Mittlerweile zählt der Verfassungsschutz 1000 Personen zu dieser Szene, das ist fast jeder fünfte Neonazi. Regionale Hochburgen sind der Westen Deutschlands und Berlin. Da die AN-Szene betont gewaltbereit und unkontrollierbar auftritt, wird sie von den Sicherheitsbehörden hierzulande mit besonderer Aufmerksamkeit beobachtet. Nach Verfassungsschutzerkenntnissen sind die meisten der AN-Aktivisten zwischen 18 und 25 Jahre alt und damit deutlich jünger als die Wortführer der vergleichsweise traditionell ausgerichteten Neonazis.

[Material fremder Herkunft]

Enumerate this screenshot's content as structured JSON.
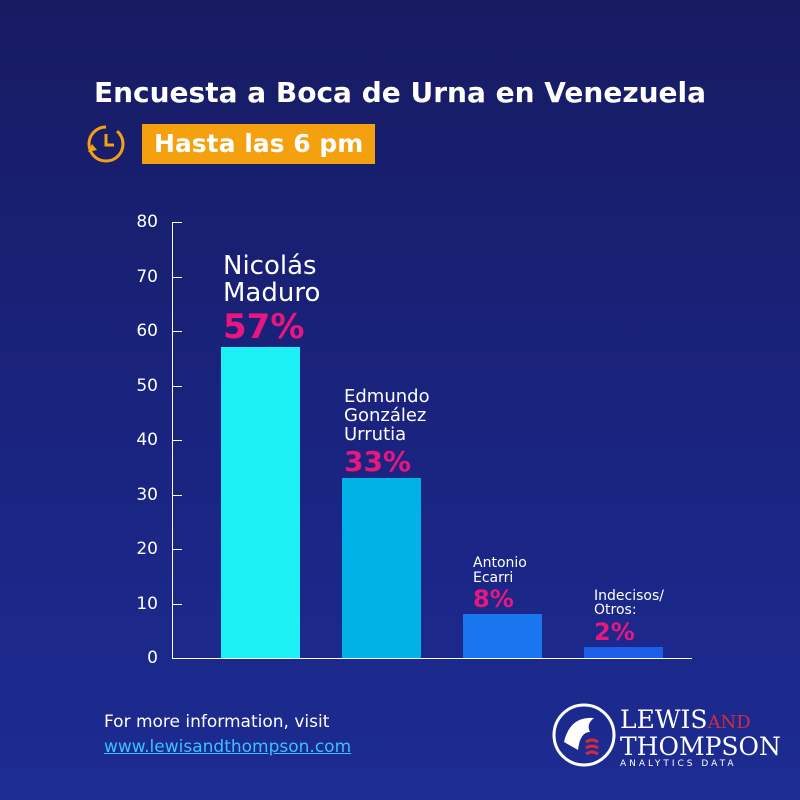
{
  "chart_data": {
    "type": "bar",
    "title": "Encuesta a Boca de Urna en Venezuela",
    "subtitle": "Hasta las 6 pm",
    "categories": [
      "Nicolás Maduro",
      "Edmundo González Urrutia",
      "Antonio Ecarri",
      "Indecisos/ Otros:"
    ],
    "values": [
      57,
      33,
      8,
      2
    ],
    "value_labels": [
      "57%",
      "33%",
      "8%",
      "2%"
    ],
    "colors": [
      "#1cf0f4",
      "#00b2e6",
      "#1976ee",
      "#1c5fe6"
    ],
    "label_color": "#e8177f",
    "ylim": [
      0,
      80
    ],
    "yticks": [
      0,
      10,
      20,
      30,
      40,
      50,
      60,
      70,
      80
    ]
  },
  "footer": {
    "text": "For more information, visit",
    "link": "www.lewisandthompson.com"
  },
  "logo": {
    "name1": "LEWIS",
    "name2": "AND",
    "name3": "THOMPSON",
    "tagline": "ANALYTICS DATA"
  }
}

Attraktiv ist für die Anhänger die aktionsorientierte Ausrichtung der AN – mit antiparlamentarischer Politik und radikalen Kampfformen widersetzen sich die Rechts-Autonomen dabei bewusst den Vereinnahmungsversuchen der NPD. Die rechtsextreme Partei hat darauf auch schon reagiert und die AN von ihren Demonstrationen als „unerwünscht“ ausgeschlossen. Experten beschreiben den Gestus des Autonomen Nationalisten als antibürgerlich, er fühle sich als „revolutionärer Fighter“. Eine theoretisch unterfütterte Ideologie existiert nicht, allerdings wird das Bekenntnis zum Nationalsozialismus nicht verschleiert.

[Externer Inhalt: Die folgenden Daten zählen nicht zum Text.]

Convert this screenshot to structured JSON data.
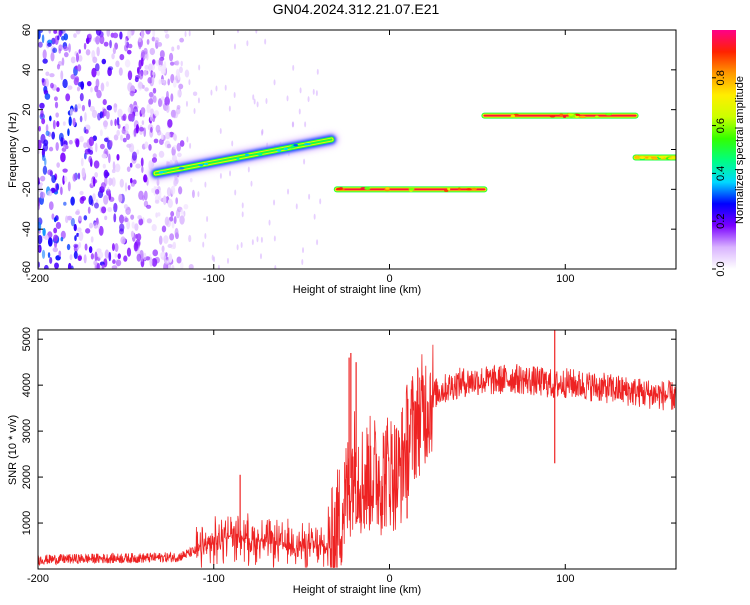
{
  "page_title": "GN04.2024.312.21.07.E21",
  "chart_data": [
    {
      "type": "heatmap",
      "title": "",
      "xlabel": "Height of straight line (km)",
      "ylabel": "Frequency (Hz)",
      "xlim": [
        -200,
        163
      ],
      "ylim": [
        -60,
        60
      ],
      "x_ticks": [
        "-200",
        "-100",
        "0",
        "100"
      ],
      "y_ticks": [
        "60",
        "40",
        "20",
        "0",
        "-20",
        "-40",
        "-60"
      ],
      "colorbar": {
        "label": "Normalized spectral amplitude",
        "range": [
          0.0,
          1.0
        ],
        "ticks": [
          "0.0",
          "0.2",
          "0.4",
          "0.6",
          "0.8"
        ],
        "colormap": [
          "#ffffff",
          "#d9b3ff",
          "#7a00ff",
          "#0000ff",
          "#00d9ff",
          "#00ff80",
          "#33ff00",
          "#ccff00",
          "#ffee00",
          "#ff9900",
          "#ff2200",
          "#ff0088"
        ]
      },
      "segments": [
        {
          "x_start": -133,
          "x_end": -33,
          "freq_start": -12,
          "freq_end": 5,
          "amplitude": 0.5
        },
        {
          "x_start": -30,
          "x_end": 54,
          "freq_start": -20,
          "freq_end": -20,
          "amplitude": 0.95
        },
        {
          "x_start": 54,
          "x_end": 140,
          "freq_start": 17,
          "freq_end": 17,
          "amplitude": 0.95
        },
        {
          "x_start": 140,
          "x_end": 163,
          "freq_start": -4,
          "freq_end": -4,
          "amplitude": 0.8
        }
      ],
      "noise_region": {
        "x_start": -200,
        "x_end": -118,
        "amplitude": 0.25
      }
    },
    {
      "type": "line",
      "title": "",
      "xlabel": "Height of straight line (km)",
      "ylabel": "SNR (10 * v/v)",
      "xlim": [
        -200,
        163
      ],
      "ylim": [
        0,
        5200
      ],
      "x_ticks": [
        "-200",
        "-100",
        "0",
        "100"
      ],
      "y_ticks": [
        "5000",
        "4000",
        "3000",
        "2000",
        "1000"
      ],
      "series": [
        {
          "color": "#ee2222",
          "x": [
            -200,
            -180,
            -160,
            -140,
            -120,
            -110,
            -100,
            -90,
            -80,
            -70,
            -60,
            -50,
            -40,
            -33,
            -30,
            -25,
            -20,
            -15,
            -10,
            -5,
            0,
            5,
            10,
            15,
            20,
            25,
            30,
            40,
            50,
            60,
            70,
            80,
            90,
            94,
            100,
            110,
            120,
            130,
            140,
            150,
            163
          ],
          "y": [
            200,
            220,
            230,
            240,
            260,
            400,
            550,
            750,
            650,
            600,
            520,
            500,
            480,
            450,
            900,
            1500,
            2300,
            1900,
            2100,
            2000,
            2200,
            2000,
            2800,
            3200,
            3500,
            3800,
            3900,
            4050,
            4100,
            4100,
            4150,
            4100,
            4050,
            4000,
            4050,
            4000,
            3950,
            3900,
            3850,
            3800,
            3750
          ]
        }
      ],
      "spikes": [
        {
          "x": -23,
          "y": 4600
        },
        {
          "x": -19,
          "y": 4500
        },
        {
          "x": -22,
          "y": 4700
        },
        {
          "x": -85,
          "y": 2050
        },
        {
          "x": 94,
          "y": 5200
        },
        {
          "x": 94,
          "y": 2300
        },
        {
          "x": 10,
          "y": 1100
        }
      ]
    }
  ]
}
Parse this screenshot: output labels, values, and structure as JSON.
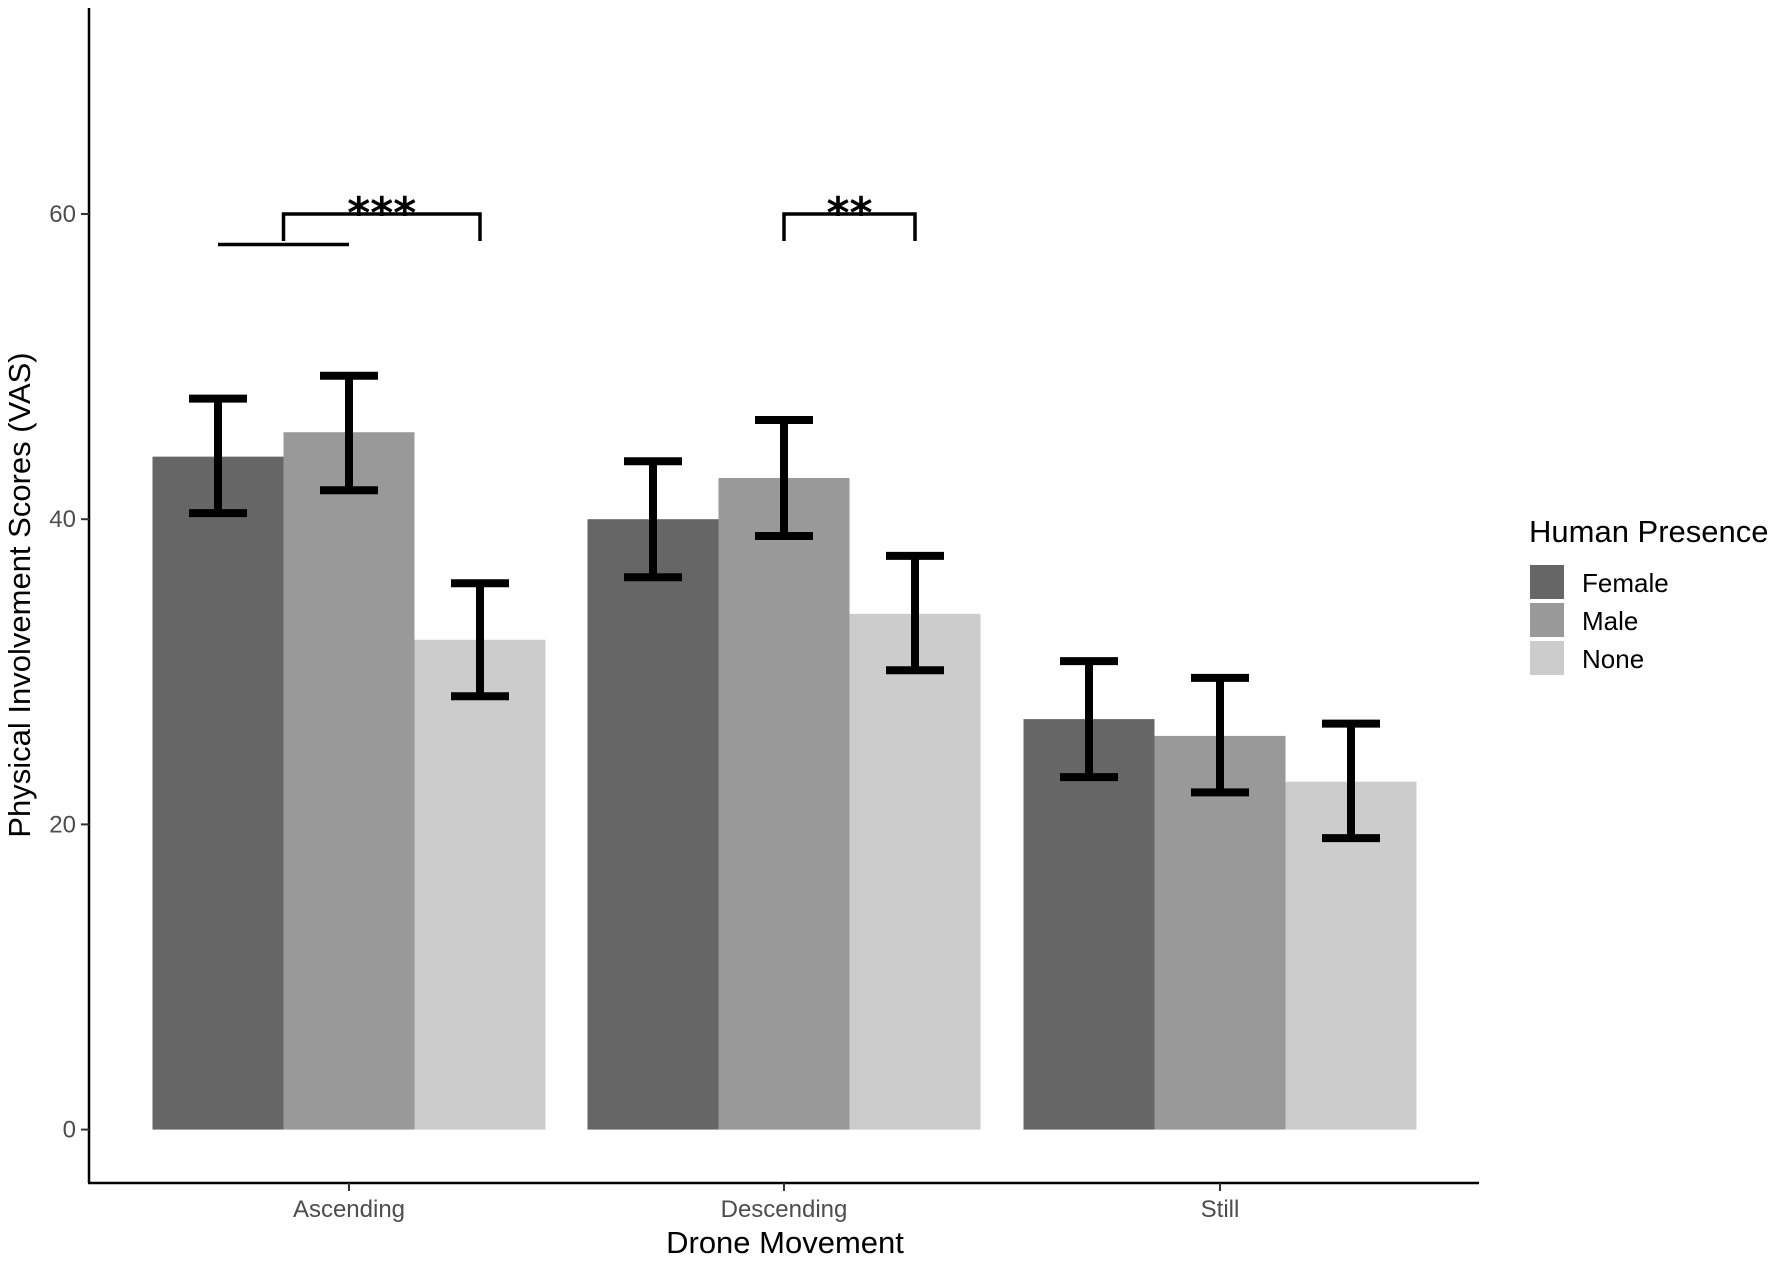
{
  "chart_data": {
    "type": "bar",
    "xlabel": "Drone Movement",
    "ylabel": "Physical Involvement Scores (VAS)",
    "categories": [
      "Ascending",
      "Descending",
      "Still"
    ],
    "ylim": [
      -3.5,
      73.5
    ],
    "yticks": [
      0,
      20,
      40,
      60
    ],
    "grid": false,
    "legend": {
      "title": "Human Presence",
      "position": "right"
    },
    "series": [
      {
        "name": "Female",
        "color": "#666666",
        "values": [
          44.1,
          40.0,
          26.9
        ],
        "err_low": [
          40.4,
          36.2,
          23.1
        ],
        "err_high": [
          47.9,
          43.8,
          30.7
        ]
      },
      {
        "name": "Male",
        "color": "#999999",
        "values": [
          45.7,
          42.7,
          25.8
        ],
        "err_low": [
          41.9,
          38.9,
          22.1
        ],
        "err_high": [
          49.4,
          46.5,
          29.6
        ]
      },
      {
        "name": "None",
        "color": "#cccccc",
        "values": [
          32.1,
          33.8,
          22.8
        ],
        "err_low": [
          28.4,
          30.1,
          19.1
        ],
        "err_high": [
          35.8,
          37.6,
          26.6
        ]
      }
    ],
    "annotations": [
      {
        "label": "***",
        "type": "bracket",
        "from": {
          "category": 0,
          "series": 0.5
        },
        "to": {
          "category": 0,
          "series": 2
        },
        "y": 60,
        "sub_line": {
          "from": {
            "category": 0,
            "series": 0
          },
          "to": {
            "category": 0,
            "series": 1
          },
          "y": 58
        }
      },
      {
        "label": "**",
        "type": "bracket",
        "from": {
          "category": 1,
          "series": 1
        },
        "to": {
          "category": 1,
          "series": 2
        },
        "y": 60
      }
    ]
  }
}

Poltischer Kampf als militante Aktion
Im Auftreten kopieren sie die linken Vorbilder. Der Kleidungsstil ist leger, man lebt in Wohngemeinschaften zusammen, ist offen für alternative Kultur, hört Hip-Hop-Musik – gern auch von Migranten – und sprüht Graffitis, was für den ordnungsliebenden Neonazi ein Frevel ist.

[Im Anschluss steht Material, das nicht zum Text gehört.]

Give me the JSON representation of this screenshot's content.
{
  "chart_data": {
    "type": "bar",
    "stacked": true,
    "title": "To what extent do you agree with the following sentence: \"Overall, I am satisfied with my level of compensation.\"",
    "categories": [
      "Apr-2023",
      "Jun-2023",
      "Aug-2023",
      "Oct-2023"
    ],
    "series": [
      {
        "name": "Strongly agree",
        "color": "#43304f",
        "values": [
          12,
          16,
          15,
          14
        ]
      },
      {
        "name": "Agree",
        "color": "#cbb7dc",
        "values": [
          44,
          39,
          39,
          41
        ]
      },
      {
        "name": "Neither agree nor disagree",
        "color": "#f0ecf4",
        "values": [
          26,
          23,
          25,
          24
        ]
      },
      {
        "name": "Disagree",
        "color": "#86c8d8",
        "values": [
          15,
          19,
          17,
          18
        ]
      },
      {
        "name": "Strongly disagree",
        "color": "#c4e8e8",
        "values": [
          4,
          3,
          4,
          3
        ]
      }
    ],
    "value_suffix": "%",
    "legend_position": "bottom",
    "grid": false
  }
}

Auf Demonstrationen marschieren die Rechts-Autonomen schwarz gekleidet, mit Sonnenbrille und Pali-Tuch im „nationalrevolutionären Block“. Auch Parolen wie „Nieder mit dem Kapitalismus“ oder „Kampf dem Bullenstaat“ sind vom eigentlichen politischen Gegner entlehnt.
Die Rechts-Autonomen verstehen ihren politischen Kampf vor allem als militante Aktion, was sich regelmäßig in Gewaltausbrüchen auf Demonstrationen beweist. Zudem werden den AN, die in zwar miteinander vernetzten, aber völlig autonom handelnden Kleinstgruppen organisiert sind, auch Überfälle auf linke Treffpunkte und Sachbeschädigungen zugeordnet. Mit ihren gewaltorientierten Aktionsformen wollen sie sich nach Einschätzung des Verfassungsschutzes als Avantgarde einer neuen Jugendrevolte inszenieren.
Auch deshalb werden die Rechts-Autonomen von den Sicherheitsbehörden als die derzeit gefährlichste Strömung in der Neonazi-Szene eingestuft.